On Apr 12 2018, Thomas König wrote:
with Fortran 2018, recursive is becoming the default. This will likely have a serious impact on many user codes, which often declare large arrays which could then overflow stacks, leading to segfaults without further explanation.
Yes. Been there - seen that :-) What's worse, segfaults because of stack overflow very often confuse debuggers, so you can't even get a traceback of where it failed!
We could extend -fmax-stack-var-size so it allocates memory from the heap in recursive procedures, too, and set this to some default value. Of course, it would also have to free them afterwards, but we manage that for allocatable arrays already.
Yes, but I think it's a horrible idea. See below for a better one.
We could warn when large arrays with sizes known at compile time are translated.
Yes, but I think that's the wrong criterion. It should be above a certain size, probably aggregate per procedure - and controllable, of course. Who cares about a couple of 3x3 matrices?
We could use -fsplit-stack by default. How reliable is that option?

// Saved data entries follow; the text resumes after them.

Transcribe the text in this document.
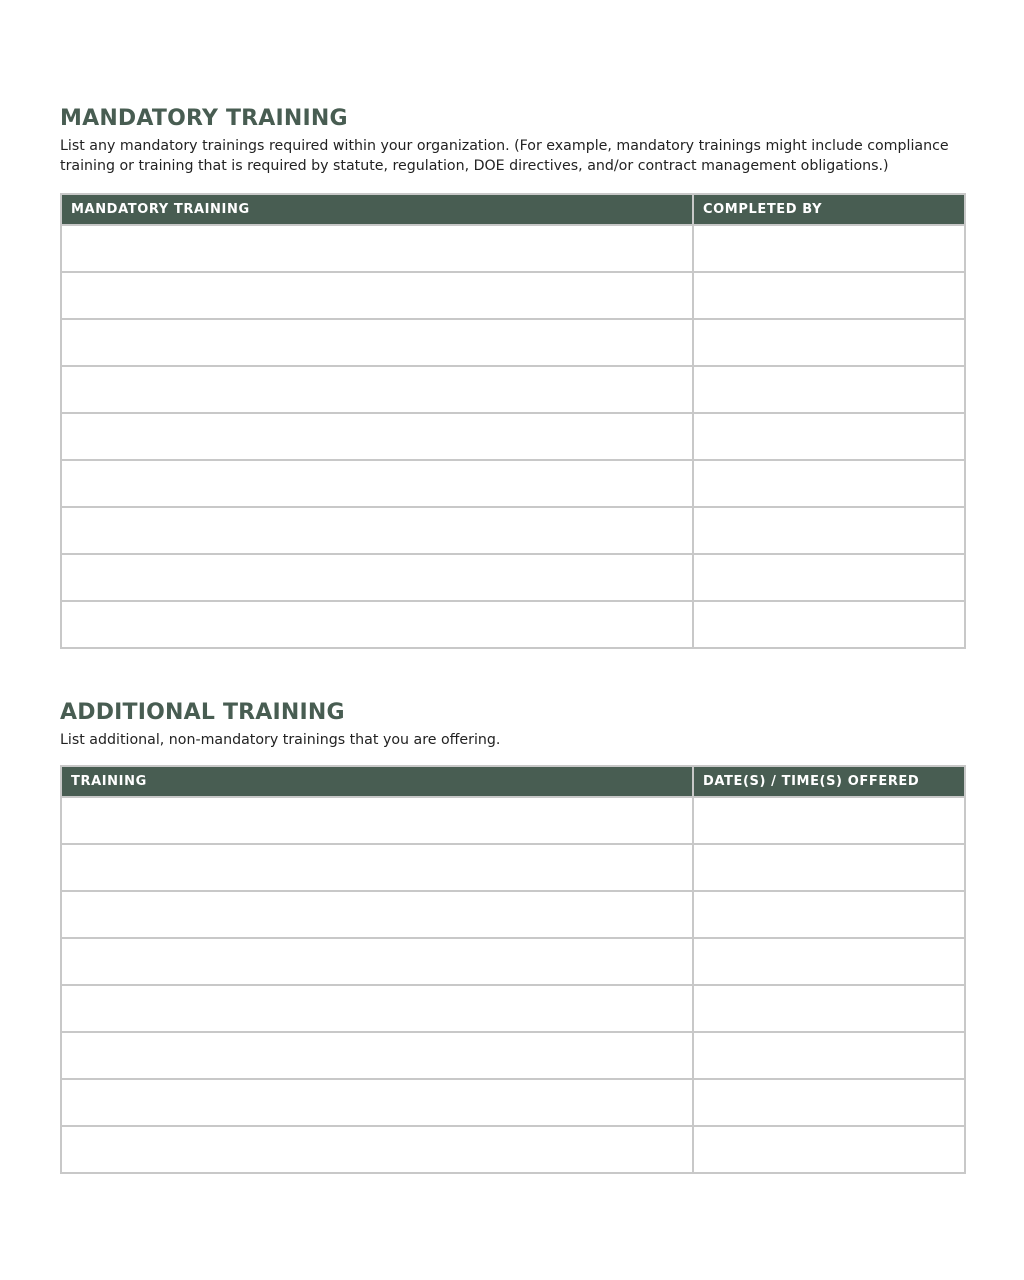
MANDATORY TRAINING

List any mandatory trainings required within your organization. (For example, mandatory trainings might include compliance training or training that is required by statute, regulation, DOE directives, and/or contract management obligations.)

MANDATORY TRAINING	COMPLETED BY

ADDITIONAL TRAINING

List additional, non-mandatory trainings that you are offering.

TRAINING	DATE(S) / TIME(S) OFFERED
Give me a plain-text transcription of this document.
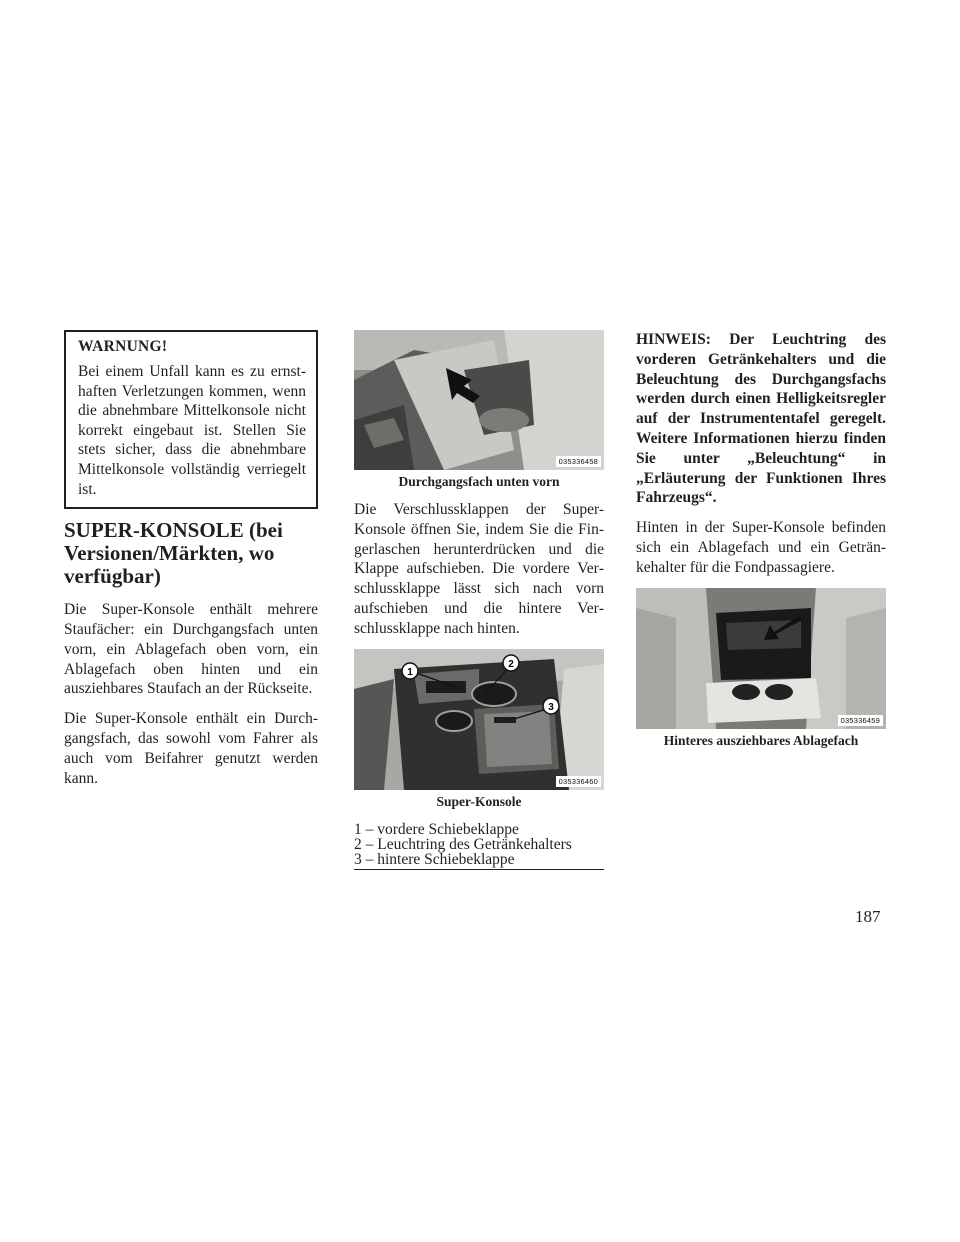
WARNUNG!

Bei einem Unfall kann es zu ernsthaften Verletzungen kommen, wenn die abnehmbare Mittelkonsole nicht korrekt eingebaut ist. Stellen Sie stets sicher, dass die abnehmbare Mittelkonsole vollständig verriegelt ist.

SUPER-KONSOLE (bei Versionen/Märkten, wo verfügbar)

Die Super-Konsole enthält mehrere Staufächer: ein Durchgangsfach unten vorn, ein Ablagefach oben vorn, ein Ablagefach oben hinten und ein ausziehbares Staufach an der Rückseite.

Die Super-Konsole enthält ein Durchgangsfach, das sowohl vom Fahrer als auch vom Beifahrer genutzt werden kann.

035336458
Durchgangsfach unten vorn

Die Verschlussklappen der Super-Konsole öffnen Sie, indem Sie die Fingerlaschen herunterdrücken und die Klappe aufschieben. Die vordere Verschlussklappe lässt sich nach vorn aufschieben und die hintere Verschlussklappe nach hinten.

1
2
3
035336460
Super-Konsole
1 – vordere Schiebeklappe
2 – Leuchtring des Getränkehalters
3 – hintere Schiebeklappe

HINWEIS: Der Leuchtring des vorderen Getränkehalters und die Beleuchtung des Durchgangsfachs werden durch einen Helligkeitsregler auf der Instrumententafel geregelt. Weitere Informationen hierzu finden Sie unter „Beleuchtung“ in „Erläuterung der Funktionen Ihres Fahrzeugs“.

Hinten in der Super-Konsole befinden sich ein Ablagefach und ein Getränkehalter für die Fondpassagiere.

035336459
Hinteres ausziehbares Ablagefach
187
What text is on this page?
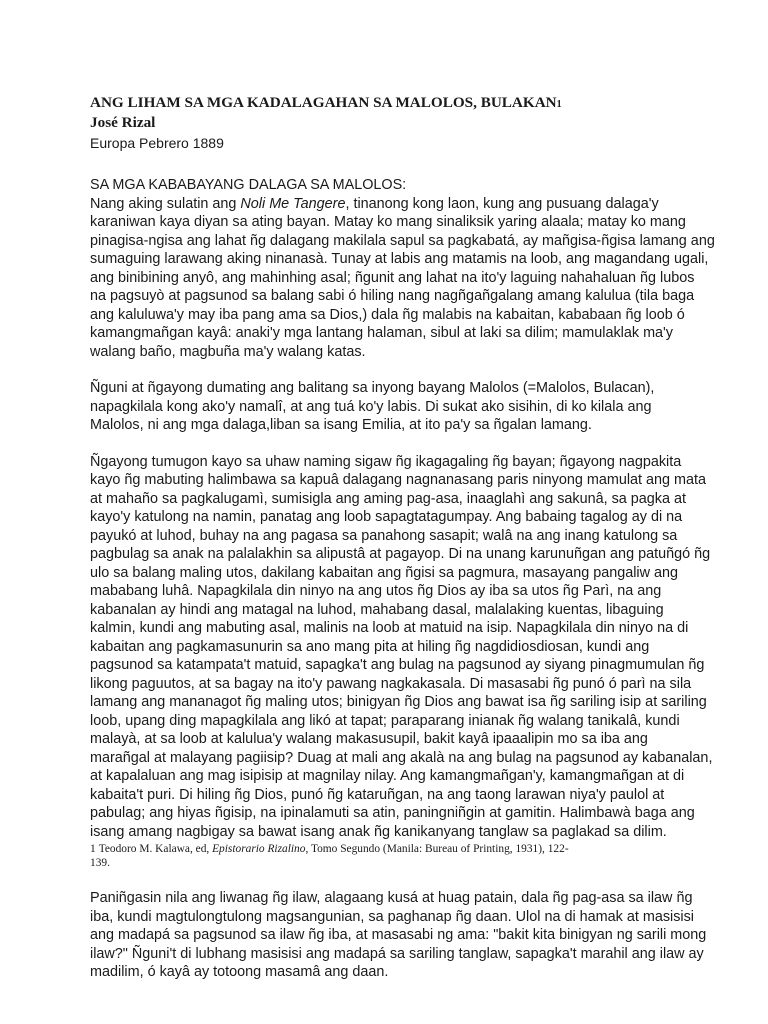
ANG LIHAM SA MGA KADALAGAHAN SA MALOLOS, BULAKAN1
José Rizal
Europa Pebrero 1889
SA MGA KABABAYANG DALAGA SA MALOLOS:
Nang aking sulatin ang Noli Me Tangere, tinanong kong laon, kung ang pusuang dalaga'y
karaniwan kaya diyan sa ating bayan. Matay ko mang sinaliksik yaring alaala; matay ko mang
pinagisa-ngisa ang lahat ñg dalagang makilala sapul sa pagkabatá, ay mañgisa-ñgisa lamang ang
sumaguing larawang aking ninanasà. Tunay at labis ang matamis na loob, ang magandang ugali,
ang binibining anyô, ang mahinhing asal; ñgunit ang lahat na ito'y laguing nahahaluan ñg lubos
na pagsuyò at pagsunod sa balang sabi ó hiling nang nagñgañgalang amang kalulua (tila baga
ang kaluluwa'y may iba pang ama sa Dios,) dala ñg malabis na kabaitan, kababaan ñg loob ó
kamangmañgan kayâ: anaki'y mga lantang halaman, sibul at laki sa dilim; mamulaklak ma'y
walang baño, magbuña ma'y walang katas.
Ñguni at ñgayong dumating ang balitang sa inyong bayang Malolos (=Malolos, Bulacan),
napagkilala kong ako'y namalî, at ang tuá ko'y labis. Di sukat ako sisihin, di ko kilala ang
Malolos, ni ang mga dalaga,liban sa isang Emilia, at ito pa'y sa ñgalan lamang.
Ñgayong tumugon kayo sa uhaw naming sigaw ñg ikagagaling ñg bayan; ñgayong nagpakita
kayo ñg mabuting halimbawa sa kapuâ dalagang nagnanasang paris ninyong mamulat ang mata
at mahaño sa pagkalugamì, sumisigla ang aming pag-asa, inaaglahì ang sakunâ, sa pagka at
kayo'y katulong na namin, panatag ang loob sapagtatagumpay. Ang babaing tagalog ay di na
payukó at luhod, buhay na ang pagasa sa panahong sasapit; walâ na ang inang katulong sa
pagbulag sa anak na palalakhin sa alipustâ at pagayop. Di na unang karunuñgan ang patuñgó ñg
ulo sa balang maling utos, dakilang kabaitan ang ñgisi sa pagmura, masayang pangaliw ang
mababang luhâ. Napagkilala din ninyo na ang utos ñg Dios ay iba sa utos ñg Parì, na ang
kabanalan ay hindi ang matagal na luhod, mahabang dasal, malalaking kuentas, libaguing
kalmin, kundi ang mabuting asal, malinis na loob at matuid na isip. Napagkilala din ninyo na di
kabaitan ang pagkamasunurin sa ano mang pita at hiling ñg nagdidiosdiosan, kundi ang
pagsunod sa katampata't matuid, sapagka't ang bulag na pagsunod ay siyang pinagmumulan ñg
likong paguutos, at sa bagay na ito'y pawang nagkakasala. Di masasabi ñg punó ó parì na sila
lamang ang mananagot ñg maling utos; binigyan ñg Dios ang bawat isa ñg sariling isip at sariling
loob, upang ding mapagkilala ang likó at tapat; paraparang inianak ñg walang tanikalâ, kundi
malayà, at sa loob at kalulua'y walang makasusupil, bakit kayâ ipaaalipin mo sa iba ang
marañgal at malayang pagiisip? Duag at mali ang akalà na ang bulag na pagsunod ay kabanalan,
at kapalaluan ang mag isipisip at magnilay nilay. Ang kamangmañgan'y, kamangmañgan at di
kabaita't puri. Di hiling ñg Dios, punó ñg kataruñgan, na ang taong larawan niya'y paulol at
pabulag; ang hiyas ñgisip, na ipinalamuti sa atin, paningniñgin at gamitin. Halimbawà baga ang
isang amang nagbigay sa bawat isang anak ñg kanikanyang tanglaw sa paglakad sa dilim.
1 Teodoro M. Kalawa, ed, Epistorario Rizalino, Tomo Segundo (Manila: Bureau of Printing, 1931), 122-
139.
Paniñgasin nila ang liwanag ñg ilaw, alagaang kusá at huag patain, dala ñg pag-asa sa ilaw ñg
iba, kundi magtulongtulong magsangunian, sa paghanap ñg daan. Ulol na di hamak at masisisi
ang madapá sa pagsunod sa ilaw ñg iba, at masasabi ng ama: "bakit kita binigyan ng sarili mong
ilaw?" Ñguni't di lubhang masisisi ang madapá sa sariling tanglaw, sapagka't marahil ang ilaw ay
madilim, ó kayâ ay totoong masamâ ang daan.
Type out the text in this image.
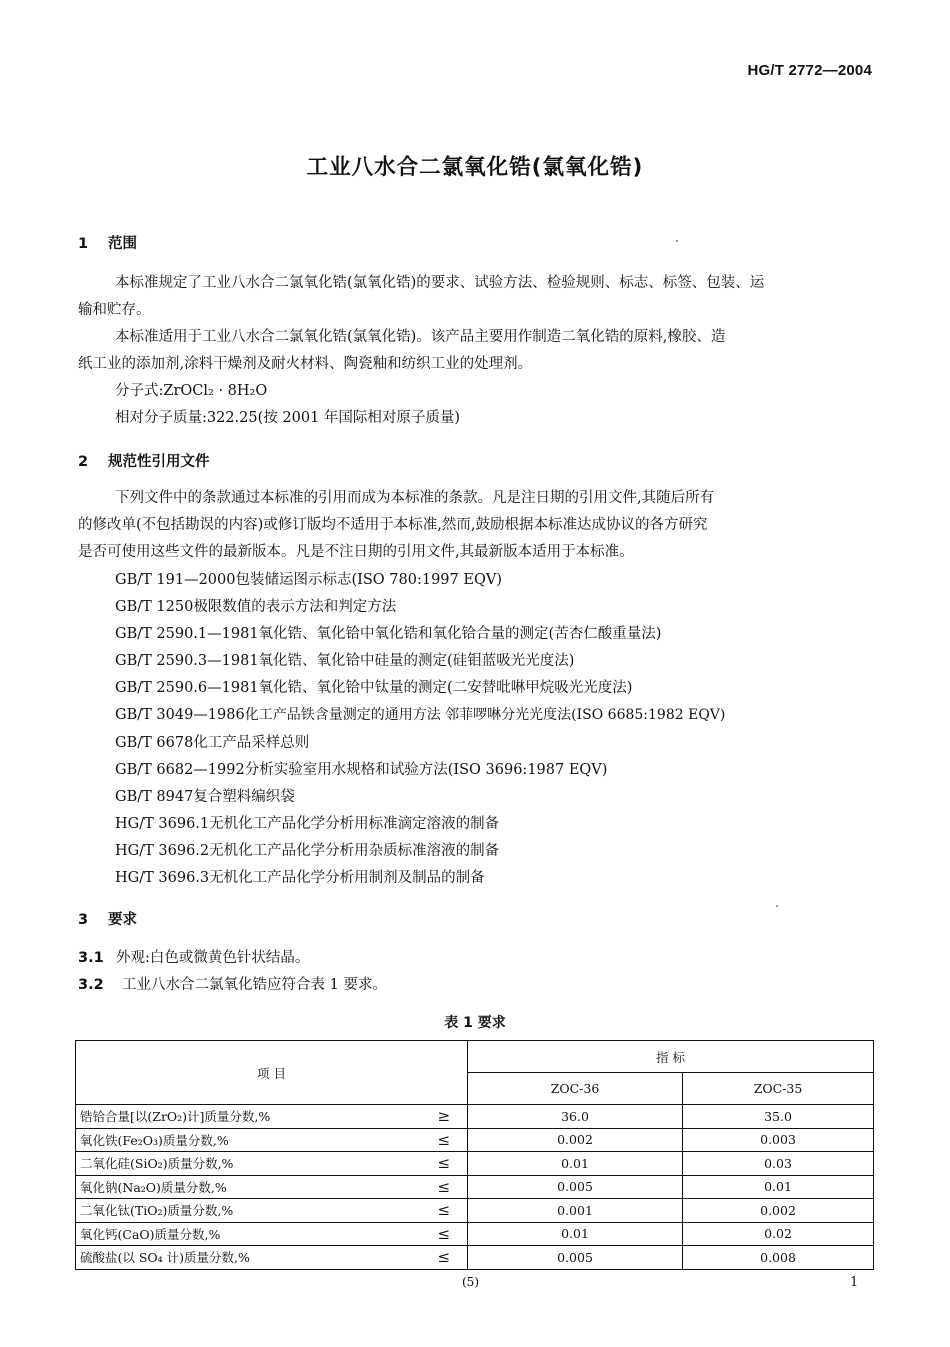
HG/T 2772—2004
工业八水合二氯氧化锆(氯氧化锆)
1 范围
本标准规定了工业八水合二氯氧化锆(氯氧化锆)的要求、试验方法、检验规则、标志、标签、包装、运
输和贮存。
本标准适用于工业八水合二氯氧化锆(氯氧化锆)。该产品主要用作制造二氧化锆的原料,橡胶、造
纸工业的添加剂,涂料干燥剂及耐火材料、陶瓷釉和纺织工业的处理剂。
分子式:ZrOCl₂ · 8H₂O
相对分子质量:322.25(按 2001 年国际相对原子质量)
2 规范性引用文件
下列文件中的条款通过本标准的引用而成为本标准的条款。凡是注日期的引用文件,其随后所有
的修改单(不包括勘误的内容)或修订版均不适用于本标准,然而,鼓励根据本标准达成协议的各方研究
是否可使用这些文件的最新版本。凡是不注日期的引用文件,其最新版本适用于本标准。
GB/T 191—2000包装储运图示标志(ISO 780:1997 EQV)
GB/T 1250极限数值的表示方法和判定方法
GB/T 2590.1—1981氧化锆、氧化铪中氧化锆和氧化铪合量的测定(苦杏仁酸重量法)
GB/T 2590.3—1981氧化锆、氧化铪中硅量的测定(硅钼蓝吸光光度法)
GB/T 2590.6—1981氧化锆、氧化铪中钛量的测定(二安替吡啉甲烷吸光光度法)
GB/T 3049—1986化工产品铁含量测定的通用方法 邻菲啰啉分光光度法(ISO 6685:1982 EQV)
GB/T 6678化工产品采样总则
GB/T 6682—1992分析实验室用水规格和试验方法(ISO 3696:1987 EQV)
GB/T 8947复合塑料编织袋
HG/T 3696.1无机化工产品化学分析用标准滴定溶液的制备
HG/T 3696.2无机化工产品化学分析用杂质标准溶液的制备
HG/T 3696.3无机化工产品化学分析用制剂及制品的制备
3 要求
3.1 外观:白色或微黄色针状结晶。
3.2 工业八水合二氯氧化锆应符合表 1 要求。
表 1 要求
项 目		指 标	
		ZOC-36	ZOC-35
锆铪合量[以(ZrO₂)计]质量分数,%	≥	36.0	35.0
氧化铁(Fe₂O₃)质量分数,%	≤	0.002	0.003
二氧化硅(SiO₂)质量分数,%	≤	0.01	0.03
氧化钠(Na₂O)质量分数,%	≤	0.005	0.01
二氧化钛(TiO₂)质量分数,%	≤	0.001	0.002
氧化钙(CaO)质量分数,%	≤	0.01	0.02
硫酸盐(以 SO₄ 计)质量分数,%	≤	0.005	0.008
(5)	1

Can it be used, for example, with -fopenmp? Is it available on all (relevant) platforms? One drawback would be that this would allow for infinite recursions to go on for much longer.
Yes. And I don't think it's the right mechanism, anyway, except for OpenMP. Again, see below.
A -fcheck=stack option could be added (implemented similar to -fsplit-stack), to be included in -fcheck=all, which would abort with a sensible error message instead of a segfault.
Absolutely. Or simply always check! I haven't studied the actual code generated by gfortran recently, but my experience of performing stack checking is that its cost is negligible. It got a bad name because of the utter incompetence of the way it was usually implemented. There is also a very simple optimisation that often avoids it: Leave a fixed amount of space beyond the check point and omit the check for any leaf procedure that uses no more than that. And, obviously, that can be extended to non-leaf procedures with known stack use, such as most of the intrinsics. There is another option, which I was thinking of experimenting with in my retirement, but probably won't, is a double stack (as in GNU Ada, and the better Algol 68 systems). Small, fixed objects go on the primary stack, as usual, and large or variable-sized ones go on the secondary stack. Allocatable objects should go there if and only if they are not reallocated. My experience (a long time back) was that the improved locality of the primary stack (often needed to control branching) by removing large arrays from it speeded up most calls with such arrays by several tens of percent. Now, there is an interesting interaction with split stacks. The only reason to have a contiguous stack is for fast procedure call for simple procedures. But that doesn't apply to the secondary stack, so it can always be split - hence there is no need for a configuration or run-time option. That doesn't stop it being checked against a maximum size, either, because accumulating, decrementing and checking a count isn't a major overhead for the use the secondary stack gets. Regards, Nick Maclaren.